INTERVIEW - Dans son dernier ouvrage, François Simon partage des adresses alliant beauté et bonnes saveurs, tout en évoquant ses passions et ses tabous gastronomiques.
Y retournerai-je ? Ce titre, à la fois celui de son nouveau livre et la question que se pose ce journaliste gastronomique à chaque restaurant, hôtel ou destination visitée, ouvre la voie à une réflexion plus profonde.
Le livre : un regard inédit sur la gastronomie
François Simon exprime : « Un recueil d'adresses, souvent paisibles et parfois inattendues. Je ne souhaitais pas inclure des établissements en vogue, car, après tout, la quête d'excellence m'ennuie au plus haut point. »
Pourquoi faut-il lire votre livre ?
« Ce n'est pas un guide classique. Il n'y a ni théorie ni philosophie. Juste des moments fugaces et des conseils légers, ancrés dans les plaisirs que nous offre la terre. »
Les essentiels en voyage ?
« Un stylo-plume et un carnet. J'ai rempli plus de 2000 pages en 45 ans de carrière. La mémoire tactile me permet de conserver une trace de mes pensées. »
Les mots à éviter dans la gastronomie ?
« Des termes comme 'savoureux', 'indispensable' ou 'must' m'agacent. 'Papilles' est presque obscène à mes yeux. Le goût mérite plus de nuances qu'un simple mot. »

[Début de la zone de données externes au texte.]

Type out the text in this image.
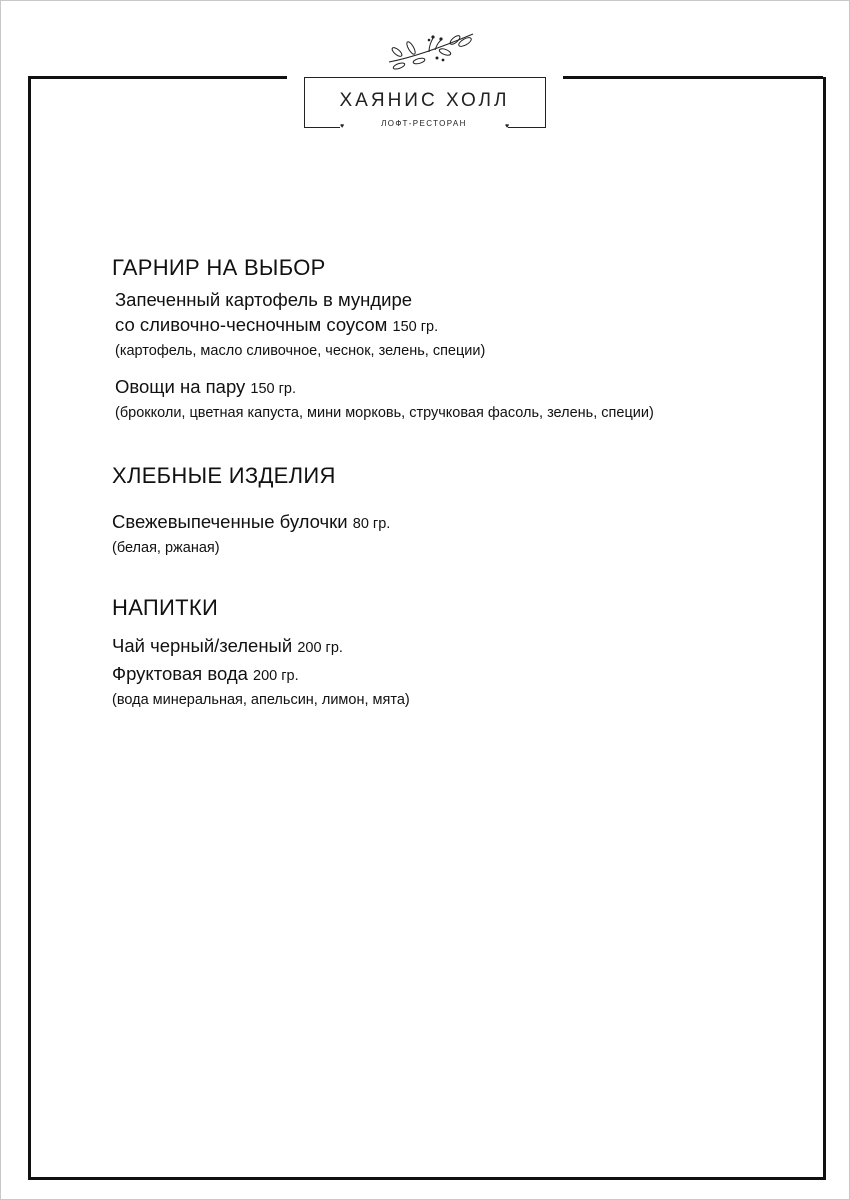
ХАЯНИС ХОЛЛ
ЛОФТ-РЕСТОРАН
♥	♥
ГАРНИР НА ВЫБОР
Запеченный картофель в мундире
со сливочно-чесночным соусом 150 гр.
(картофель, масло сливочное, чеснок, зелень, специи)
Овощи на пару 150 гр.
(брокколи, цветная капуста, мини морковь, стручковая фасоль, зелень, специи)
ХЛЕБНЫЕ ИЗДЕЛИЯ
Свежевыпеченные булочки 80 гр.
(белая, ржаная)
НАПИТКИ
Чай черный/зеленый 200 гр.
Фруктовая вода 200 гр.
(вода минеральная, апельсин, лимон, мята)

L'excellence n'intéresse guère de monde et m'ennuie profondément
Faites-vous toujours preuve de la même curiosité gastronomique ?
Oui, malgré les discours souvent lassants autour d'une cuisine trop centrée sur l'ego.”
La question que l'on vous pose le plus souvent ?
« Donnez-moi des adresses. Pourtant, souvent, ils choisissent finalement un petit restaurant tout près chez eux. »
Ce qui vous touche en restaurant ?
« L'atmosphère, les interactions, le théâtre de la table. Chaque repas est une petite histoire qui illustre notre nature humaine. »
Mon livre est léger, distrayant et tourne autour des plaisirs de la terre
Un jour, confesserez-vous votre identité ?
« Je chéris mon anonymat. La célébrité est un fardeau. Cela me permet de vivre des expériences authentiques au restaurant, sans artifice. »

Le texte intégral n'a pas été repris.